Vegetables, fruits , grains and beans require water to grow – duh. Animals that you eat, such as cattle, pigs and chickens, need food, which require water. So it makes sense that the agricultural industry sucks up so much of our water – either you directly eat vegetables, which require water, or your food eats vegetables, which requires water.
Now, I can’t talk about this country’s insane water usage without discussing California’s drought.
California produces more food than any other state, from milk to beef, nuts to produce. And, of course, this is an immense drain on its resources. And because California is in an awful, historic drought, its agricultural sector uses a large amount of the southwest’s water supply, not exclusively California’s supply.
So not only is California growing and producing the most food nationwide, but they are also transporting this food across the country. And transporting food requires a great deal of resources, including water, of course.
Guess what. The gasoline that it takes to drive one mile takes about 3/4 gallons of water. Whhhhatttttttt. Yes, 3/4 gallons of water for every. single. mile. How? Well, it takes approximately 1-2.5 gallons of water to refine one gallon of gasoline.
So that California orange that you’re eating had to drive all the way across the country to make it into your grocery store, and then into your kitchen. You are not just consuming an orange – you are consuming more than 14 gallons of water, depending on where you live in the United States.

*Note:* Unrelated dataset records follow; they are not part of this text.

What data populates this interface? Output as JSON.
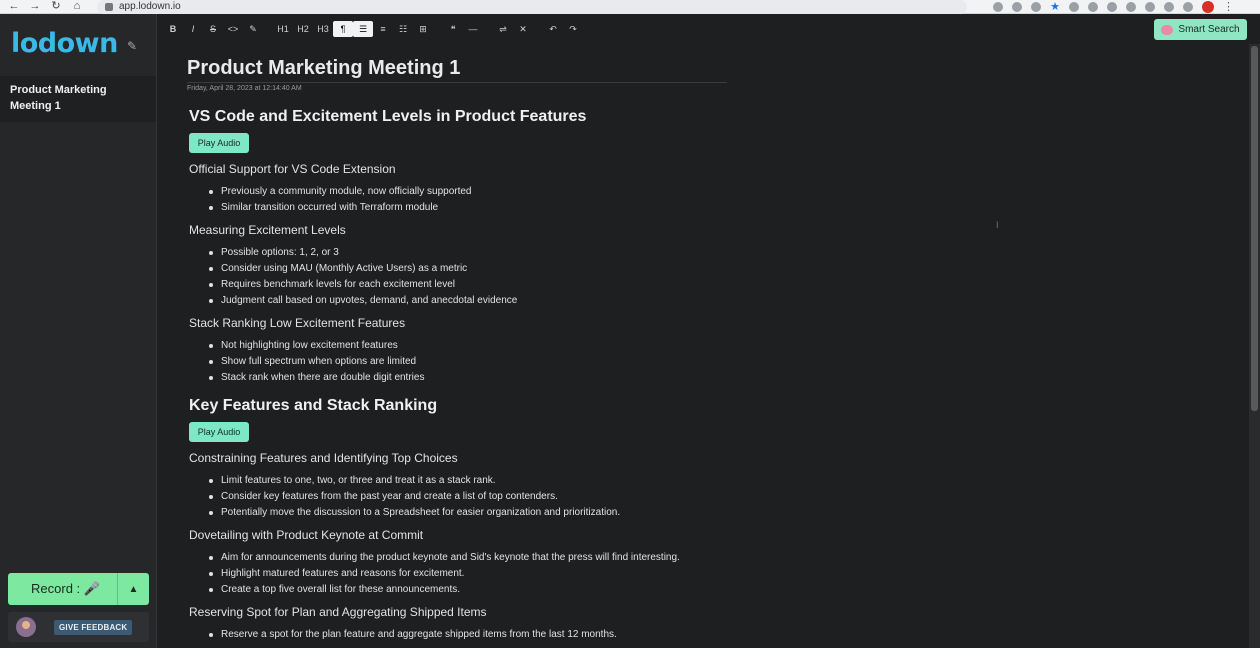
{
  "browser": {
    "url": "app.lodown.io"
  },
  "sidebar": {
    "logo": "lodown",
    "note_title": "Product Marketing Meeting 1",
    "record_label": "Record :",
    "feedback_label": "GIVE FEEDBACK"
  },
  "toolbar": {
    "buttons": [
      "B",
      "I",
      "S",
      "<>",
      "pen",
      "H1",
      "H2",
      "H3",
      "¶",
      "list",
      "ol",
      "task",
      "table",
      "quote",
      "hr",
      "wrap",
      "clear",
      "undo",
      "redo"
    ],
    "smart_search": "Smart Search"
  },
  "note": {
    "title": "Product Marketing Meeting 1",
    "date": "Friday, April 28, 2023 at 12:14:40 AM",
    "play_label": "Play Audio",
    "sections": [
      {
        "heading": "VS Code and Excitement Levels in Product Features",
        "subsections": [
          {
            "title": "Official Support for VS Code Extension",
            "bullets": [
              "Previously a community module, now officially supported",
              "Similar transition occurred with Terraform module"
            ]
          },
          {
            "title": "Measuring Excitement Levels",
            "bullets": [
              "Possible options: 1, 2, or 3",
              "Consider using MAU (Monthly Active Users) as a metric",
              "Requires benchmark levels for each excitement level",
              "Judgment call based on upvotes, demand, and anecdotal evidence"
            ]
          },
          {
            "title": "Stack Ranking Low Excitement Features",
            "bullets": [
              "Not highlighting low excitement features",
              "Show full spectrum when options are limited",
              "Stack rank when there are double digit entries"
            ]
          }
        ]
      },
      {
        "heading": "Key Features and Stack Ranking",
        "subsections": [
          {
            "title": "Constraining Features and Identifying Top Choices",
            "bullets": [
              "Limit features to one, two, or three and treat it as a stack rank.",
              "Consider key features from the past year and create a list of top contenders.",
              "Potentially move the discussion to a Spreadsheet for easier organization and prioritization."
            ]
          },
          {
            "title": "Dovetailing with Product Keynote at Commit",
            "bullets": [
              "Aim for announcements during the product keynote and Sid's keynote that the press will find interesting.",
              "Highlight matured features and reasons for excitement.",
              "Create a top five overall list for these announcements."
            ]
          },
          {
            "title": "Reserving Spot for Plan and Aggregating Shipped Items",
            "bullets": [
              "Reserve a spot for the plan feature and aggregate shipped items from the last 12 months."
            ]
          }
        ]
      }
    ]
  }
}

This might be obvious, but using over 410 billion gallons of water everyday is bad. So, we need to rethink how we think about our water usage. In order to actually conserve water, we have to do more than just leaving it “mellow.” We have to conserve all aspects of our lives, including our shopping, transportation and eating habits. But let’s focus on food for now.
How can you reasonably reduce your water footprint in relation to food? The first step, of course, is awareness. It is important to understand where your food comes from and how it is made. But the most impactful and obvious way to reduce your water footprint is altering your diet. But in what way?

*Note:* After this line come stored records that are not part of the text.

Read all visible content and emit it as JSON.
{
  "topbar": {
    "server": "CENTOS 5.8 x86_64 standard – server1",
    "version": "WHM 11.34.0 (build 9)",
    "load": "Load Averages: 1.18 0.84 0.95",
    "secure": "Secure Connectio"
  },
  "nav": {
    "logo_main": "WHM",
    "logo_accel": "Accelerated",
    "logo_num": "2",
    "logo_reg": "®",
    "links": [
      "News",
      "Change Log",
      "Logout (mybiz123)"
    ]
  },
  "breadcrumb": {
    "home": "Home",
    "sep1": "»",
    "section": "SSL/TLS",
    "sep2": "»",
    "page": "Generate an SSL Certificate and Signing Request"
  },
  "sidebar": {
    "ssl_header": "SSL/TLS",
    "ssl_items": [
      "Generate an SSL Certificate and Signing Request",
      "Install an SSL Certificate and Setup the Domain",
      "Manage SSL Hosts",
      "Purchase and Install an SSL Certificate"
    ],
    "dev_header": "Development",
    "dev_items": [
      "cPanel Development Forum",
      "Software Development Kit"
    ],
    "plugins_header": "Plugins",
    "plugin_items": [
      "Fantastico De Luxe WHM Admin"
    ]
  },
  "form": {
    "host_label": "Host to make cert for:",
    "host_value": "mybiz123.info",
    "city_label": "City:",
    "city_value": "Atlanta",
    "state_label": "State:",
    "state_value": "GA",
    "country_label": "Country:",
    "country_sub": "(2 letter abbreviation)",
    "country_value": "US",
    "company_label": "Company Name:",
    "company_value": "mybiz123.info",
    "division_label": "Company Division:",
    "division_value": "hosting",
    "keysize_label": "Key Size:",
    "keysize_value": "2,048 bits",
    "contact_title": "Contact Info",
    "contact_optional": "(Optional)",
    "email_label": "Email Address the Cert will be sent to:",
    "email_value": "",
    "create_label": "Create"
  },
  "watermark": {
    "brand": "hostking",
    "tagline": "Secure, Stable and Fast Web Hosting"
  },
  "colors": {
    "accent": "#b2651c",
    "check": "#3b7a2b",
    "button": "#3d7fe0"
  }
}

Stop eating meat. It’s simple, and hopefully pretty obvious. But if you’re not ready to make the switch to vegetarianism, try eating less meat each week. If you go meatless, for even just one day a week, you will significantly reduce your weekly water usage.
Eat produce. People that eat a lot of highly processed foods, such as candy, chips and microwaveable meals, are using more water than people who eat unprocessed foods, such as fresh fruits and vegetables.
A bag of potato chips, for example, requires way more water than a regular potato. Think about it. First, you have to grow the potato, then clean the potato (and the machinery), produce cooking oil for deep frying, produce packaging, plus more. It requires so much more effort (and man power), and as a result so much more water.
But don’t just eat any produce. Eat local fruits and vegetables, which will cut down on water required for transportation, plus carbon emissions. And you’ll be supporting your local community. A win-win-win.
Of course, if you live in dry, less arable places, such as Texas, Arizona or Georgia, it is harder to eat local. So just try to eat as local as possible and adapt your diet to your environment.
The more meat, dairy and processed food we consume, the more water we consume. Simple. So, start making environmentally responsible decisions.